Daniel Dennett says that when all the “easy” (or functional) questions about consciousness have been answered, then that's all we need to know. Or to use Dennett's own words: “Once all the Easy Problems are solved, consciousness is explained.”

So what are these easy questions? According to David Chalmers (whom Dennett was partly responding to), they include:

... all the cognitive and behavioural functions in the vicinity of experience – perceptual discrimination, categorisation, internal access, verbal report...”

Of course Chalmers offers a riposte to Dennett by saying that

there may still remain a further unanswered question: Why is the performance of these functions accompanied by experience?

Is it that Dennett simply ignores this question? Surely not. Does he see it as a “pseudo-problem”? Possibly. He certainly sees qualia as pseudo-entities, so perhaps this “problem of consciousness” is a pseudo-problem. But why?

Chalmers himself comments on Dennett's position (or on those who hold a similar position). He says that people like Dennett “deny the phenomenon”. Chalmers continues:

... once we have explained the functions such as accessibility, reportability, and the like, there is no further phenomenon called 'experience' to explain. Some explicitly deny the phenomenon, holding, for example that what is not externally verifiable cannot be real. Others achieve the same effect by allowing that experience exists, but only if we equate 'experience' with something like the capacity to discriminate and report.”

The obvious point to make here is that if

accessibility, reportability, discrimination, etc. = experience (or consciousness)

then why use the word 'experience' (or 'consciousness') at all? The problem here is that these elimitivists may well agree with that statement. In other words, why bother talking about experience or consciousness? Let's just stick to more scientific terms such as 'accessibility', 'reportability', etc.

This verificationist position, on the other hand, seems both obviously false and absurd. Yes, there is a problem – indeed a scientific problem – with verifiability when it comes to experience and the mind generally. Though having a scientific or philosophical problem with X doesn't automatically mean that X “can't be real” or doesn't exist.

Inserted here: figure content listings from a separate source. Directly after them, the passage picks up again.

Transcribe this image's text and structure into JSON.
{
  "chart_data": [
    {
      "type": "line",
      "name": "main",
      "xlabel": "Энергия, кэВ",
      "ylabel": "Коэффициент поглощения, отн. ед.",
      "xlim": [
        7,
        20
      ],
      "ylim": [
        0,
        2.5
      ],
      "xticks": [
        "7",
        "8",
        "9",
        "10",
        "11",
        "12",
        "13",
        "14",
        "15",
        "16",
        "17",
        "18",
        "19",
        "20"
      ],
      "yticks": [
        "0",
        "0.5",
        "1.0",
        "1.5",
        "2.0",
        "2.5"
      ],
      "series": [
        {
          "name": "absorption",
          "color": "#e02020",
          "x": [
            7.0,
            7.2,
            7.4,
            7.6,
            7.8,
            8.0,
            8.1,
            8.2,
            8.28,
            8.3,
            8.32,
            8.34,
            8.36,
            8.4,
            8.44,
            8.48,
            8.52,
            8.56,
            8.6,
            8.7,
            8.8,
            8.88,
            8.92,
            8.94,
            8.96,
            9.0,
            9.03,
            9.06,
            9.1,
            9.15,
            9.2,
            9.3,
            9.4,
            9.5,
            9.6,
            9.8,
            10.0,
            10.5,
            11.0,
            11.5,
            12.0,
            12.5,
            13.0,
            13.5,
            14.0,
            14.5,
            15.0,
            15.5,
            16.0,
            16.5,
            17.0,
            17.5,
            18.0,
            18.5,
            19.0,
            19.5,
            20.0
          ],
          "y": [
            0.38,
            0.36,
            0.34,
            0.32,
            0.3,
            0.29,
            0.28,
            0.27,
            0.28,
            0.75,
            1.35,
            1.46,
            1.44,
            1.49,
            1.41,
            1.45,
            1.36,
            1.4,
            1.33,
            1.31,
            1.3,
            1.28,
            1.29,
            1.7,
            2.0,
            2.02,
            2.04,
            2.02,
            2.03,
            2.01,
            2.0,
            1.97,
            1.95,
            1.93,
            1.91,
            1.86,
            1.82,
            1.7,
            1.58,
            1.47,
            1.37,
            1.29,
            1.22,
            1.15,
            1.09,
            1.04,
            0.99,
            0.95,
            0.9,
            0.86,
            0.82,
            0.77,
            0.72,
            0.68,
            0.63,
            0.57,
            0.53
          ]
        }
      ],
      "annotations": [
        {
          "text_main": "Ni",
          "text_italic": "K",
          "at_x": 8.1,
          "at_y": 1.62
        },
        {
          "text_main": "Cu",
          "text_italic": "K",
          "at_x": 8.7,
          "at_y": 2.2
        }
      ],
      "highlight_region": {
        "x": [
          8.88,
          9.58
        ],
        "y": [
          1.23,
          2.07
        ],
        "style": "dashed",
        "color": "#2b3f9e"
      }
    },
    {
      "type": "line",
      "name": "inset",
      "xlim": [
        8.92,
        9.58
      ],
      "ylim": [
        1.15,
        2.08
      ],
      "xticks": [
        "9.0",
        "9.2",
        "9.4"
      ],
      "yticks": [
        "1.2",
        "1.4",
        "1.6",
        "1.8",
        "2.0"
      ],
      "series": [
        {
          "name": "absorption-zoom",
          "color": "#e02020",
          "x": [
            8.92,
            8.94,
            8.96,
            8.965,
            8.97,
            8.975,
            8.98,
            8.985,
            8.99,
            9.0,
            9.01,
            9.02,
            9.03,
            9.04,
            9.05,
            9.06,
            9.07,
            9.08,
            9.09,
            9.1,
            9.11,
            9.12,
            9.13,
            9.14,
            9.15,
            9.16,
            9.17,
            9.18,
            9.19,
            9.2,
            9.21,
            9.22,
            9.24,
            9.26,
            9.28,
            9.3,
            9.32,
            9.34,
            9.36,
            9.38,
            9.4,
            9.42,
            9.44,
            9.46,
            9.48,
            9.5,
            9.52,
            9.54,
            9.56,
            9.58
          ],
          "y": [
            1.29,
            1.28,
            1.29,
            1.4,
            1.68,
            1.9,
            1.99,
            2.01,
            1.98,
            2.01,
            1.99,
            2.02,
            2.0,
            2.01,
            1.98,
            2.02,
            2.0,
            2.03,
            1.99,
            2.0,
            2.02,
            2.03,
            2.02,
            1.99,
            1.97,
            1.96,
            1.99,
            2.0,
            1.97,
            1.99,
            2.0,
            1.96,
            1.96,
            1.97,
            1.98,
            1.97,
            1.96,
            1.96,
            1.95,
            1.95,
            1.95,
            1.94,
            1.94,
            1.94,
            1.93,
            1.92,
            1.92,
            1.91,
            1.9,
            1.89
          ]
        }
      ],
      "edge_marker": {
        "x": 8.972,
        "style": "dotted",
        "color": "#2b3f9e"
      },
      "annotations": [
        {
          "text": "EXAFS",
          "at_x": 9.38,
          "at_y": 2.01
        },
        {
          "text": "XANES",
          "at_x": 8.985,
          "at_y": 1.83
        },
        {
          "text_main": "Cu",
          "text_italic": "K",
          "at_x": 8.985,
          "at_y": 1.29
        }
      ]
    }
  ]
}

The basic point is that “perceptual discrimination, categorisation, internal access, verbal report” could all occur without consciousness or experience. Is that true? (That's question against Chalmers rather than against Dennett.) And even if they could occur - in principle - without consciousness, perhaps they still always come along with consciousness... at least in human beings.

One argument would be that all these functional things can happen within a computer. A computer could perceptually discriminate, categorise, have internal access to its own states or information and even verbally report things. In fact computers do these things today. However, computers aren't conscious – they don't experiences anything when they carry out these functions. Despite saying that, wouldn't a functionalist, Dennett or a believer in AI say that if a computer carries out these functions then, by definition, it would be conscious? Chalmers would deny that. However, many scientists and some philosophers wouldn't.

Or is the argument that if these functions are carried out without consciousness in computers, then that could also be the case with human beings? Indeed is the argument stronger than that? If they occur without consciousness in computers, the they must occur without consciousness in humans. That seems obviously false.

It can also be said that consciousness or experience itself is functional. Or, at the least, it has a “functional role”. That's exactly the possibility which Chalmers brings up. He writes:

This is not to say that experience has no function. Perhaps it will turn out to play an important cognitive role.”

I would say that experience/consciousness obviously has a “cognitive role”. Indeed why does Chalmers see it as a mere possibility rather than an actuality? There are of course brain functions which occur which we aren't conscious of. Though there are functions which we are conscious of. Indeed there are some functions which at certain points we're not conscious of and which we then become conscious of.


Chalmers, David, 'Facing up to the problem of consciousness', from the Journal of Consciousness Studies 2 (1995).